Among other points, MetLife Counsel Eugene Scalia of Gibson Dunn in Washington said the FSOC's December 2014 determination was “garden-variety arbitrary and capricious,” saying the FSOC's refusal to consider relevant data that had a bearing on the case.
“It's not that the government had bad arguments, “Scalia said. “It ignored us.”
It's not clear when the D.C. Circuit will issue its decision, but it may not be the last word in a case that could be on a path to the U.S. Supreme Court.

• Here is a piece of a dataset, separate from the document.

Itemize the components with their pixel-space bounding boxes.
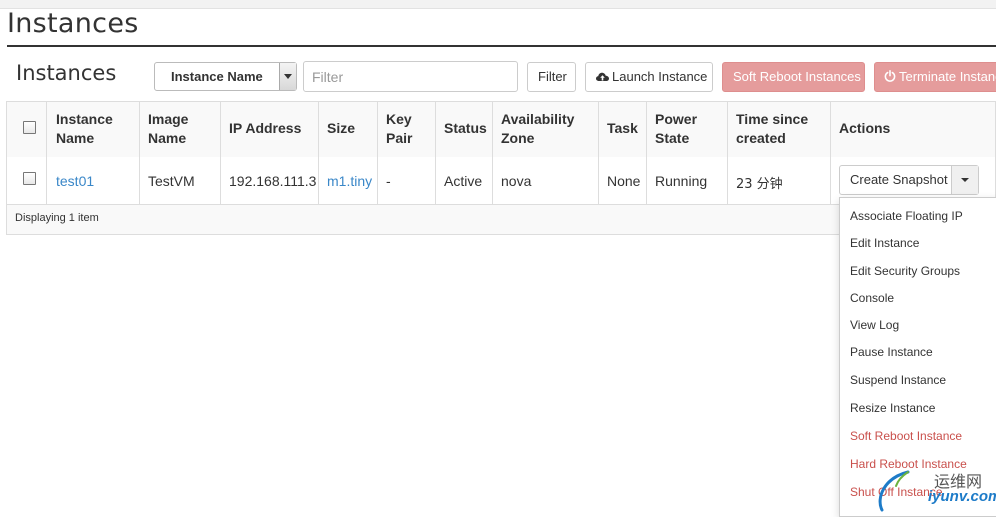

Judge Sri Srinivasan, frequently mentioned as a candidate for a U.S. Supreme Court nomination, asked Scalia whether the Dodd-Frank Act's $50 billion threshold for labeling systemically important banks suggests that the FSOC's designation of MetLife, a nonbank, has a solid basis.
No, said Scalia, because banks are more connected to the economy and because banks face a different kind of risk by being exposed to runs by depositors.
“Banks and insurance companies are different,” Scalia said.
And Judge A. Raymond Randolph asked both lawyers whether a Clinton-era executive order that requires cost-benefit analysis in rulemaking applied to the FSOC's analysis in this case.
Scalia said he doesn't know, while Stern said the FSOC's action is different from that contemplated by the executive order.
“This is a determination,” Stern said. “It's not a regulation.”
But Randolph pressed the point, saying the FSOC's guidance to MetLife during its assessment amounts to an interpretation of FSOC rules, and that the FSOC's final determination was an interpretation of its guidance.
The argument stretched well beyond the half-hour originally scheduled. The bulk of the extra time involved questioning of Scalia.
The D.C. Circuit released audio of the argument within hours or the hearing.